Lancet Publishes Opinions, Profiles Pieces About HIV/AIDS in Latin America, U.S. Blacks
The Lancet on Saturday published an editorial, profile piece and viewpoint about HIV/AIDS in Latin America, the Caribbean and U.S. blacks. Summaries appear below.
- "HIV/AIDS in Latin America and the Caribbean": Approximately "20,000 people are expected to attend" the XVII International AIDS Conference in Mexico City next week, a Lancet editorial says, adding that the conference "should provide a unique opportunity to focus attention on a region that often gets sidelined in the global response to HIV/AIDS." Almost two million people are estimated to be HIV-positive in Latin American and the Caribbean -- more than in the U.S., "Canada, Western Europe, Australia and Japan combined" -- the editorial says. There is "still an enormous amount to do to bring about the large reductions in HIV prevalence in the high-risk groups" in the region, and the "global health architecture needs to put Latin America in their plans," according to the editorial. It adds that not doing so "is unfair and shortsighted because there are likely to be good returns on investment." During the conference, "people from Latin America and the Caribbean will have the chance to show the world the reality of the different epidemics the region is confronting, the responses in place and the obstacles to overcome," the editorial says, concluding, "Garnering the world's attention for five days must have a lasting impact and re-energize the HIV community in the region" (Lancet, 7/26).
- "Jorge Saavedra: Committed Campaigner on HIV/AIDS in Mexico": The Lancet profiled Saavedra, director of Mexico's National Centre for the Prevention and Control of HIV/AIDS, or CENSIDA. Saavedra is an "articulate and openly gay physician who lives with HIV in a predominantly Catholic country, where homophobia and the machismo culture continue to be the societal drivers of HIV transmission," according to the Lancet. Saavedra also "helped secure Mexico as the host city" for the AIDS conference, the Lancet reports. "The epidemic in Africa is huge and should be a priority, but that focus overlooks the fact that HIV continues to take its toll in other regions," Saavedra said (Das, Lancet, 7/26).

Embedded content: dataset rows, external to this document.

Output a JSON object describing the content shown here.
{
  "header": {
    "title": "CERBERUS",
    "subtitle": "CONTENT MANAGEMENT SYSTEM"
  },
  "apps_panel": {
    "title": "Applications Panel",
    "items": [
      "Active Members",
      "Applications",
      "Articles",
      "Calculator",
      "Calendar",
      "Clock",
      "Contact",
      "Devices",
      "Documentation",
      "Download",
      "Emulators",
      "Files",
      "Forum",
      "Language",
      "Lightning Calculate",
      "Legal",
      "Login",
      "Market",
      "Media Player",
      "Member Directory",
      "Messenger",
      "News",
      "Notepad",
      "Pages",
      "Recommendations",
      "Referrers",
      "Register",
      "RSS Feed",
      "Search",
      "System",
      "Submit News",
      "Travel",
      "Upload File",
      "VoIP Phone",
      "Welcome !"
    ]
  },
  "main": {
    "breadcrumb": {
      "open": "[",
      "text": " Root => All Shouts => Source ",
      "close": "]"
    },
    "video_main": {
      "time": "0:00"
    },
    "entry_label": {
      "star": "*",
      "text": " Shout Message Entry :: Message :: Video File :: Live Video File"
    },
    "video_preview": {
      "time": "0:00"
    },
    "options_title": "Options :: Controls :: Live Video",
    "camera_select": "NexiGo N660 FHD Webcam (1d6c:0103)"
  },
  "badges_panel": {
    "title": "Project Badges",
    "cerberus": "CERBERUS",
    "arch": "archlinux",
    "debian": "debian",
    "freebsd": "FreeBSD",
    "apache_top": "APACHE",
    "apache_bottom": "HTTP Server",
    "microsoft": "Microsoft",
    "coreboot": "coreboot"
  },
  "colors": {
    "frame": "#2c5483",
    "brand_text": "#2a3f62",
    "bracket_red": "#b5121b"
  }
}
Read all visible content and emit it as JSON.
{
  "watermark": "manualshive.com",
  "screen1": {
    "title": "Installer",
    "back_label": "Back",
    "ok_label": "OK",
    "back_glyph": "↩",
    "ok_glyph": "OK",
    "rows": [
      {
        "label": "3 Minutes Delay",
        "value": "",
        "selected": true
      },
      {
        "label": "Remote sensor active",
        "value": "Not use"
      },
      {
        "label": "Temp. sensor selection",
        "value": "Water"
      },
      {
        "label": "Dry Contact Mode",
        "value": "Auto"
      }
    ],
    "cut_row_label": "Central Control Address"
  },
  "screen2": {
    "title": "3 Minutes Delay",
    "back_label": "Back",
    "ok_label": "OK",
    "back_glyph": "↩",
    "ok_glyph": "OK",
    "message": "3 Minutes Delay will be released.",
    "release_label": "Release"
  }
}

- "Understanding and Responding to Disparities in HIV and Other Sexually Transmitted Infections in African-Americans": Sevgi Aral, Adaora Adimora and Kevin Fenton of CDC in this viewpoint piece examine how rates of "infection with HIV and some other sexually transmitted infections are higher among African-Americans than among European Americans." According to the authors, growing "evidence indicates that disease epidemics and, consequently, disparities in morbidity rates, are outcomes of the functioning of systems." They add, "Populations function as complex systems, and disease rates might result from the characteristics of individuals in the population, the interactions and interdependencies between individuals, the effects of population-level factors on individual-level health outcomes, and the interplay between individual-level and population-level factors." To address this issue, the "African-American HIV and STI prevention research agenda needs to be more deliberately placed within a social determinants and social justice framework," the authors write, adding, "Persistent stigma and silence surround HIV and STIs among African-Americas, but community mobilization efforts can help mitigate their effect." In addition, "committed leadership at the highest levels in the African-American community and in governments across the country is essential," the authors write. They conclude, "Without efforts to fundamentally improve population health and well-being by addressing the root causes of these epidemics, African-Americans will continue to be severely affected and disadvantaged" (Aral et al., Lancet, 7/26).